The John Agyekum Kufuor (JAK) Foundation and its other partners have jointly endorsed President Akufo-Addo’s directive for all state institutions to procure rice produced in the country with effect from next year.
According to the partners, including, the Ghana Rice Inter Professional Body (GRIB) and Hopeline Institute, the directive which comes after years of collaboration mainly through policy and advocacy for reforms in the rice sector was not only a bold step, but also an initiative at ensuring achieving self-sufficiency in rice production by 2023.
Addressing a news conference in Accra yesterday, the Chief Executive Officer (CEO) of the JAK Foundation, Professor Baffour Agyeman-Duah said it fully supported the government’s commitment towards creating a viable local rice sector where the country would become self-sufficient.
“The President’s directive comes at a very opportune time when local producers, together with government and importers are working out modalities for import substitution in the rice sector,” he said.
He said while the directive was welcoming and timely, the foundation and its partners would as a matter of urgency, work out strategies that would ensure improvement in service delivery by developing a monitoring mechanism to ensure that public institutions adhered to the directive.
This according to him was to ensure that, this time around, Ghanaians derived the benefit from such directives, stressing that “We all remember that about four years ago our former President, John Mahama issued a similar directive asking all state institutions to procure shoes and sandals from the Kumasi Shoe Factory but these institutions failed to comply with the directive.”
Prof. Baffuor-Agyeman said it was important that the fight was not left in the hands of the President alone since that could stifle the desire to ensure that the country became self-sufficient in rice production.
“We shall also, in collaboration with other partners, evolve effective and institutionalised monitoring and evaluation frameworks/strategies for monitoring and/or evaluating the compliance with the President’s directive,” he emphasised.
He noted that the foundation was in the process of engaging further with other state institutions to develop measures that would encourage nationwide adoption of Ghana rice as well as support the entire value chain actors to forge closer ties to address the challenges of the rice sector.
Prof. Baffour-Agyeman explained that the country would be able to cut down on the over $1.5billion annual import of rice and save the country lots of hard earned foreign currency for other development issues.
The Convener of GRIB, Nana Yaw Adu Poku on his part assured that the country had the capacity to produce rice to feed the country and even export the surplus to other countries.
He said drawing on the Nigerian success story which Ghanaian experts were largely part of, GRIB would support the government’s initiative and ensure that the target of 2023 was attained.

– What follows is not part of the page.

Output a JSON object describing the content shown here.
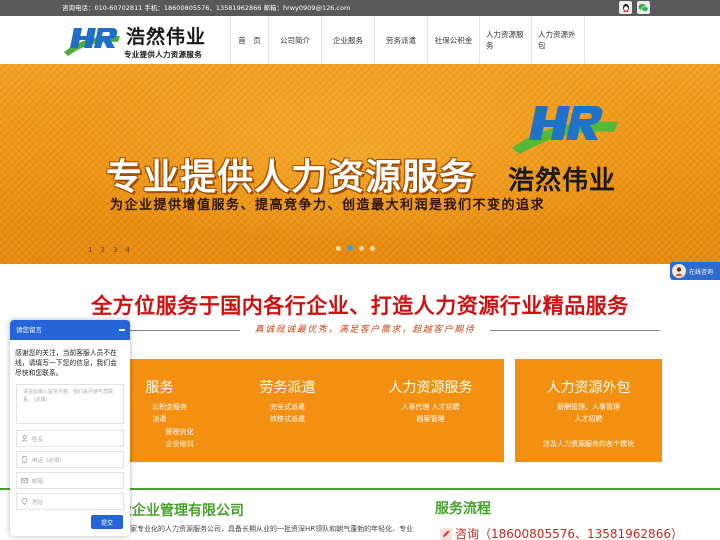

Nana Poku said one of the challenges identified with rice production following the implementation of the Planting of Food and Jobs was the inadequacy of storage facilities.
In this direction, he said with the support of the Ministry of Food and Agriculture, GRIB had imported more silos to enable farmers to store all the quantity of rice to be produced going forward.
He therefore appealed to the media to come onboard and support the new wave of interest in Ghana produced rice to ensure that the country reduced its rice import to the barest minimum.